Услышав шаги возвратившихся родителей, я одетым плюхнулся в кровать, натянул на себя одеяло и притворился спящим среди разбросанных игрушек и безобразно испорченной стены.

Тогда-то, в первый и последний раз, отец лупил меня своим фронтовым офицерским ремнем, на котором обычно правил трофейную опасную бритву.

Хотя лупил - это громко сказано, ну прошелся раза три по мягкому месту, и все. Но именно тогда в первый, хотя далеко не последний раз я испытал даже не физическую, а моральную боль, ужас перед насилием, унижение, уничтожение собственного "я".

Меня не взяли в кино. Может быть, поэтому я подсознательно и сделал это?..

Кино для меня - превыше всего. Превыше мороженого, ирисок "кис-кис", скворчащего лимонада.

Каждое воскресенье мне выдают десять копеек, и я хожу на детский утренний сеанс в затерявшийся в зелени клуб с белыми статуями Ленина и Сталина по бокам.

Я очень люблю кино!

Немецкие псы-рыцари в "Александре Невском". Все в белых простынях, с ведрами на головах, с растущими из них кривыми рогами... Кощей Бессмертный в исполнении бессмертного Милляра... Белоснежка и семь гномов, неизвестно как попавшие на наш экран...

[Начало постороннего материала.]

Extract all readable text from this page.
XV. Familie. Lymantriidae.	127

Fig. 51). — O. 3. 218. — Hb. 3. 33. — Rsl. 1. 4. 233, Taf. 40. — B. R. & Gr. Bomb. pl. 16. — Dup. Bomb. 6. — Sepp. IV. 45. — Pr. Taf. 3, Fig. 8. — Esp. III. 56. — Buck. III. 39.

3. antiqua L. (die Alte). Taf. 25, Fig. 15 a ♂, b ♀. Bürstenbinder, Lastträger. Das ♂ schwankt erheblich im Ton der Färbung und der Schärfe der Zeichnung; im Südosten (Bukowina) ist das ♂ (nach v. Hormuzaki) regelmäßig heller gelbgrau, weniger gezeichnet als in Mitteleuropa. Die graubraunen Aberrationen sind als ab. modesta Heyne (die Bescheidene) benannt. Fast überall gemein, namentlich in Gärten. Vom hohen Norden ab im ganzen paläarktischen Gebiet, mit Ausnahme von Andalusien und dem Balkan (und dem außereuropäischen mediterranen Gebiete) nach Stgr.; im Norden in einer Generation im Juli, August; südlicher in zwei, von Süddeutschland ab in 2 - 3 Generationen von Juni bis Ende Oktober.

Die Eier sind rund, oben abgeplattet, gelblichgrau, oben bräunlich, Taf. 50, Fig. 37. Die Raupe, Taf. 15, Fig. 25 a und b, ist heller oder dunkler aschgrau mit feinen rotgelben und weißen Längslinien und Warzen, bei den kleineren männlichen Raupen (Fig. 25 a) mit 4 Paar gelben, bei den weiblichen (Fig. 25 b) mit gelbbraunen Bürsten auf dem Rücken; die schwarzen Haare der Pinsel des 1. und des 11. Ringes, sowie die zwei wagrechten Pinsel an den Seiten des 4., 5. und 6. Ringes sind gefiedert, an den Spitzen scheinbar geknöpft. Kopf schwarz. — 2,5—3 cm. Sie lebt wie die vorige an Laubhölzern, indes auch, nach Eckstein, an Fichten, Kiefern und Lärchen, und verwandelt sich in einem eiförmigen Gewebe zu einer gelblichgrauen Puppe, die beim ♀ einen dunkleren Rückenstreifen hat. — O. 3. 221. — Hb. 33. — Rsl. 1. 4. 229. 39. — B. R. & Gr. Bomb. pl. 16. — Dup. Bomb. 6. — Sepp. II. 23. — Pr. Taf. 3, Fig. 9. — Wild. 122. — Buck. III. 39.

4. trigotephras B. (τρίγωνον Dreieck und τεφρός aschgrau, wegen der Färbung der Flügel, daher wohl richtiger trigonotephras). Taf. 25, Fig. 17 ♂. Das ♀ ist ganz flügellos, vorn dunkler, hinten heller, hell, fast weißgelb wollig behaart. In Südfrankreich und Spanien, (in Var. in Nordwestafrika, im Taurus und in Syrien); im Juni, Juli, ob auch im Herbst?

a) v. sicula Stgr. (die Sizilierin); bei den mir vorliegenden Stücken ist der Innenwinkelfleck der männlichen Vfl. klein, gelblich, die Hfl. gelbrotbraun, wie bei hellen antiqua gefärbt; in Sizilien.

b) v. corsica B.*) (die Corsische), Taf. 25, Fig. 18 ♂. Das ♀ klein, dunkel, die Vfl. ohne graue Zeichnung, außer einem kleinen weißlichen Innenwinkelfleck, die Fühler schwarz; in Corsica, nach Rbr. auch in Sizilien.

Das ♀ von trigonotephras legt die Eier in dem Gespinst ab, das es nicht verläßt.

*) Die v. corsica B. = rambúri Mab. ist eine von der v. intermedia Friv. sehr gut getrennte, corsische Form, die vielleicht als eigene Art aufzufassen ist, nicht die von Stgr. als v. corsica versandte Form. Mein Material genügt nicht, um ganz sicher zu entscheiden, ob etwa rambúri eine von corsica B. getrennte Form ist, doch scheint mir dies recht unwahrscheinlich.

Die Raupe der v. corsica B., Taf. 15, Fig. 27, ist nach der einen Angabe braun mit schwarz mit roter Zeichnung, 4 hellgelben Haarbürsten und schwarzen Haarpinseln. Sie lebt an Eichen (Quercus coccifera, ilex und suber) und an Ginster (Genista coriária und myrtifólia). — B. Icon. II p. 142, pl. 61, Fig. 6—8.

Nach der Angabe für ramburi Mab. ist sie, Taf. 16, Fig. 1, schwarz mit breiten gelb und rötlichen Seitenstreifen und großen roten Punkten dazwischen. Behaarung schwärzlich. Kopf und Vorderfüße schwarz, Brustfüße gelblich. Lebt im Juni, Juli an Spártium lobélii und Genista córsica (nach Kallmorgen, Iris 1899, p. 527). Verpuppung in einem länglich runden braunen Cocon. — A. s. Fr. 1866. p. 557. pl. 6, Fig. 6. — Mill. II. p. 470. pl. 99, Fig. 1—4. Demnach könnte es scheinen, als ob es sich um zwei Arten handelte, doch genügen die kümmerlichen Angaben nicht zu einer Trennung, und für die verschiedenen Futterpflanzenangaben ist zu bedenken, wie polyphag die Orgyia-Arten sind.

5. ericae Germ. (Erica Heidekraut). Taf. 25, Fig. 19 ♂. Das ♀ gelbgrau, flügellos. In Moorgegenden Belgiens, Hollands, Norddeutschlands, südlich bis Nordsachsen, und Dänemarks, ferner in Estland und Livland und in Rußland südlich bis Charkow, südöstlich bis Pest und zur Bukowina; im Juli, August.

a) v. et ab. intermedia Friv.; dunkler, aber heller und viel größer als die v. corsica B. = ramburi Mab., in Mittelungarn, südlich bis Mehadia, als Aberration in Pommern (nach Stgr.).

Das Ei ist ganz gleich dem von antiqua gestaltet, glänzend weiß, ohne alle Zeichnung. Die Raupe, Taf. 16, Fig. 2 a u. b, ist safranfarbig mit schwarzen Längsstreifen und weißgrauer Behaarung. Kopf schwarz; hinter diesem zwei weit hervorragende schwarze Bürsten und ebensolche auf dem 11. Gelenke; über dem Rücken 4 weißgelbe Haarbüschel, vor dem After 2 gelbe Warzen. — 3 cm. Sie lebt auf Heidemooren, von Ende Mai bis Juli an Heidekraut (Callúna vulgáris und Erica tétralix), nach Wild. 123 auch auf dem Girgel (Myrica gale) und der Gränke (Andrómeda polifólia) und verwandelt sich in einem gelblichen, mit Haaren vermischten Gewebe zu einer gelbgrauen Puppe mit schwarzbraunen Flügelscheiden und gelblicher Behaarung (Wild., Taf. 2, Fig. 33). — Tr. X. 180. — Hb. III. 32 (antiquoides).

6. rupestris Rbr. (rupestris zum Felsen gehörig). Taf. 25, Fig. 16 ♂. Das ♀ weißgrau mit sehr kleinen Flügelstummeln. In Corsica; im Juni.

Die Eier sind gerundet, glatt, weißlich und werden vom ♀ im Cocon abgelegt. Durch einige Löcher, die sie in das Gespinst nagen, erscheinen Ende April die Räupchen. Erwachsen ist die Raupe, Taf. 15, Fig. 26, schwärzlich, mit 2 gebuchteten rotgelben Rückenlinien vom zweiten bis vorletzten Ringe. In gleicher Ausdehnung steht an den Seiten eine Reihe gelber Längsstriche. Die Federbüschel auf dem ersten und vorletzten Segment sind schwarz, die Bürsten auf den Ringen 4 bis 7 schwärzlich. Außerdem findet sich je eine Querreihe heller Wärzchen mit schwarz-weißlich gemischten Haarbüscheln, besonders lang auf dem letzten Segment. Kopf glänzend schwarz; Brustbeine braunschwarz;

И вот мой папа достает нам билеты на самый новый фильм - "Дон Кихот". Да еще цветной, да еще широкоэкранный! Да еще в самый настоящий кинотеатр "Художественный" на Арбатской площади.

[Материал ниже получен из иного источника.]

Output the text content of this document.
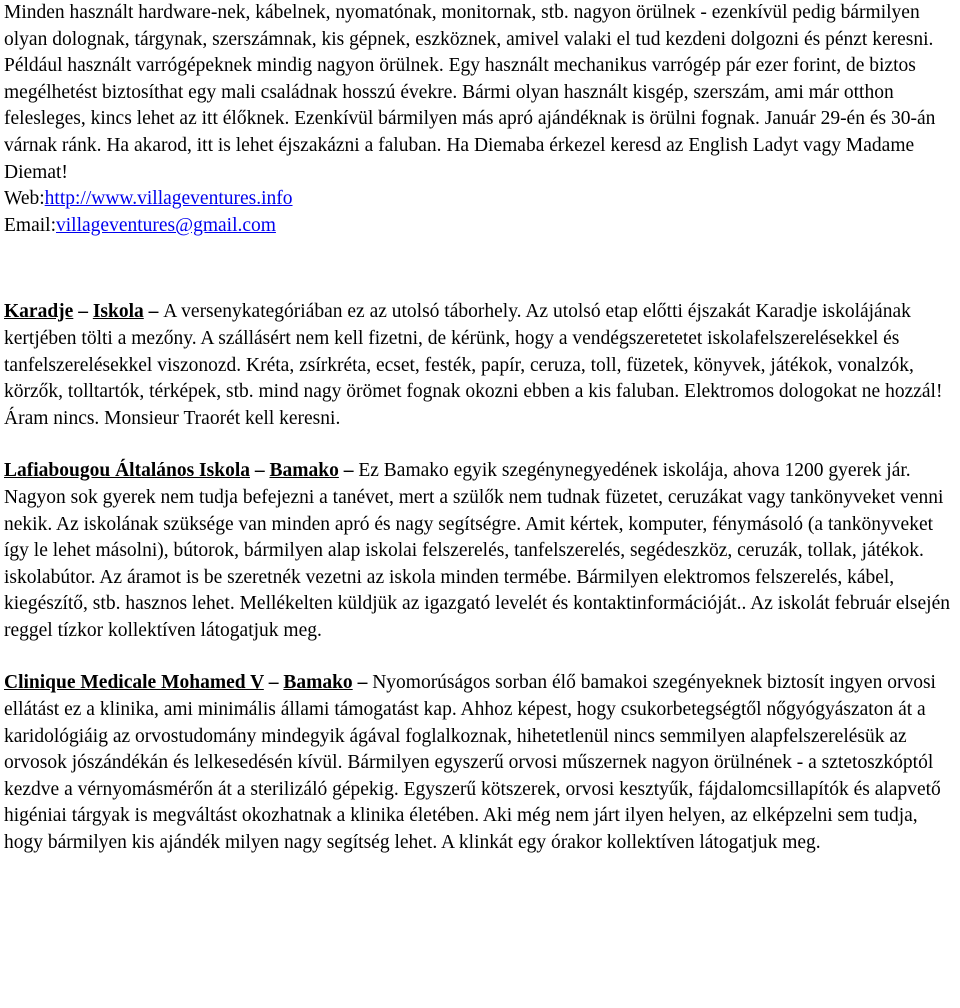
Minden használt hardware-nek, kábelnek, nyomatónak, monitornak, stb. nagyon örülnek - ezenkívül pedig bármilyen olyan dolognak, tárgynak, szerszámnak, kis gépnek, eszköznek, amivel valaki el tud kezdeni dolgozni és pénzt keresni. Például használt varrógépeknek mindig nagyon örülnek. Egy használt mechanikus varrógép pár ezer forint, de biztos megélhetést biztosíthat egy mali családnak hosszú évekre. Bármi olyan használt kisgép, szerszám, ami már otthon felesleges, kincs lehet az itt élőknek. Ezenkívül bármilyen más apró ajándéknak is örülni fognak. Január 29-én és 30-án várnak ránk. Ha akarod, itt is lehet éjszakázni a faluban. Ha Diemaba érkezel keresd az English Ladyt vagy Madame Diemat!
Web:http://www.villageventures.info
Email:villageventures@gmail.com
Karadje – Iskola – A versenykategóriában ez az utolsó táborhely. Az utolsó etap előtti éjszakát Karadje iskolájának kertjében tölti a mezőny. A szállásért nem kell fizetni, de kérünk, hogy a vendégszeretetet iskolafelszerelésekkel és tanfelszerelésekkel viszonozd. Kréta, zsírkréta, ecset, festék, papír, ceruza, toll, füzetek, könyvek, játékok, vonalzók, körzők, tolltartók, térképek, stb. mind nagy örömet fognak okozni ebben a kis faluban. Elektromos dologokat ne hozzál! Áram nincs. Monsieur Traorét kell keresni.
Lafiabougou Általános Iskola – Bamako – Ez Bamako egyik szegénynegyedének iskolája, ahova 1200 gyerek jár. Nagyon sok gyerek nem tudja befejezni a tanévet, mert a szülők nem tudnak füzetet, ceruzákat vagy tankönyveket venni nekik. Az iskolának szüksége van minden apró és nagy segítségre. Amit kértek, komputer, fénymásoló (a tankönyveket így le lehet másolni), bútorok, bármilyen alap iskolai felszerelés, tanfelszerelés, segédeszköz, ceruzák, tollak, játékok. iskolabútor. Az áramot is be szeretnék vezetni az iskola minden termébe. Bármilyen elektromos felszerelés, kábel, kiegészítő, stb. hasznos lehet. Mellékelten küldjük az igazgató levelét és kontaktinformációját.. Az iskolát február elsején reggel tízkor kollektíven látogatjuk meg.
Clinique Medicale Mohamed V – Bamako – Nyomorúságos sorban élő bamakoi szegényeknek biztosít ingyen orvosi ellátást ez a klinika, ami minimális állami támogatást kap. Ahhoz képest, hogy csukorbetegségtől nőgyógyászaton át a karidológiáig az orvostudomány mindegyik ágával foglalkoznak, hihetetlenül nincs semmilyen alapfelszerelésük az orvosok jószándékán és lelkesedésén kívül. Bármilyen egyszerű orvosi műszernek nagyon örülnének - a sztetoszkóptól kezdve a vérnyomásmérőn át a sterilizáló gépekig. Egyszerű kötszerek, orvosi kesztyűk, fájdalomcsillapítók és alapvető higéniai tárgyak is megváltást okozhatnak a klinika életében. Aki még nem járt ilyen helyen, az elképzelni sem tudja, hogy bármilyen kis ajándék milyen nagy segítség lehet. A klinkát egy órakor kollektíven látogatjuk meg.
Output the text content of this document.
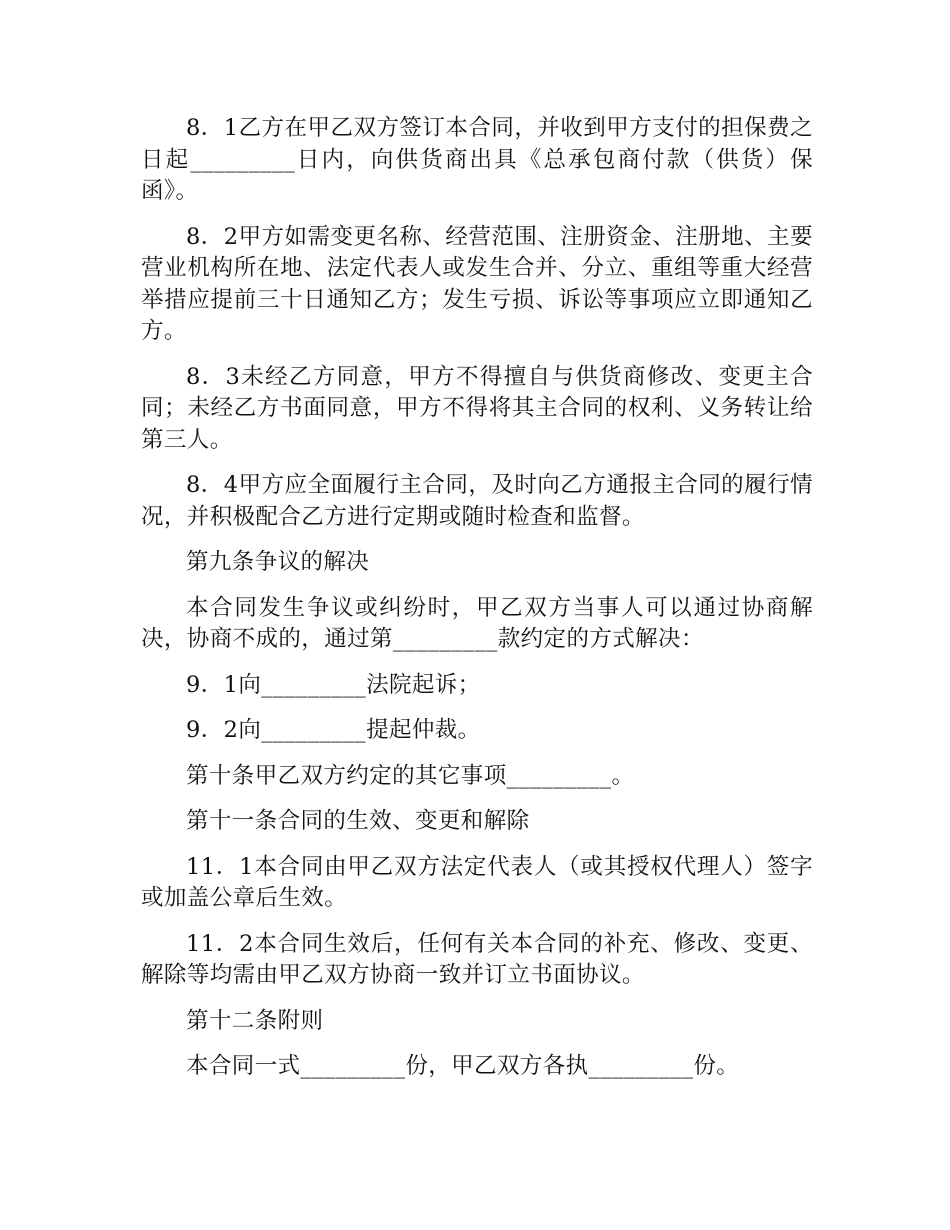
8．1乙方在甲乙双方签订本合同，并收到甲方支付的担保费之日起_________日内，向供货商出具《总承包商付款（供货）保函》。

8．2甲方如需变更名称、经营范围、注册资金、注册地、主要营业机构所在地、法定代表人或发生合并、分立、重组等重大经营举措应提前三十日通知乙方；发生亏损、诉讼等事项应立即通知乙方。

8．3未经乙方同意，甲方不得擅自与供货商修改、变更主合同；未经乙方书面同意，甲方不得将其主合同的权利、义务转让给第三人。

8．4甲方应全面履行主合同，及时向乙方通报主合同的履行情况，并积极配合乙方进行定期或随时检查和监督。

第九条争议的解决

本合同发生争议或纠纷时，甲乙双方当事人可以通过协商解决，协商不成的，通过第_________款约定的方式解决：

9．1向_________法院起诉；

9．2向_________提起仲裁。

第十条甲乙双方约定的其它事项_________。

第十一条合同的生效、变更和解除

11．1本合同由甲乙双方法定代表人（或其授权代理人）签字或加盖公章后生效。

11．2本合同生效后，任何有关本合同的补充、修改、变更、解除等均需由甲乙双方协商一致并订立书面协议。

第十二条附则

本合同一式_________份，甲乙双方各执_________份。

Папа едет туда прямо с работы, с билетами. А мы с мамой, прособиравшись, бестолково мчимся на мой знакомый Арбат, и я уже приятно ощущаю светящуюся афишу с бесстрашным рыцарем и толпу безнадежных просителей, выискивающих лишний билетик. Но мы, конечно, опаздываем, мы появляемся в пять минут восьмого, когда исчезает толпа, и удрученный отец гневно стоит у входа, только что продав наши драгоценные билеты. И все это, оказывается, не для меня - светящаяся афиша, мороженое в холле, играющий перед сеансом оркестр...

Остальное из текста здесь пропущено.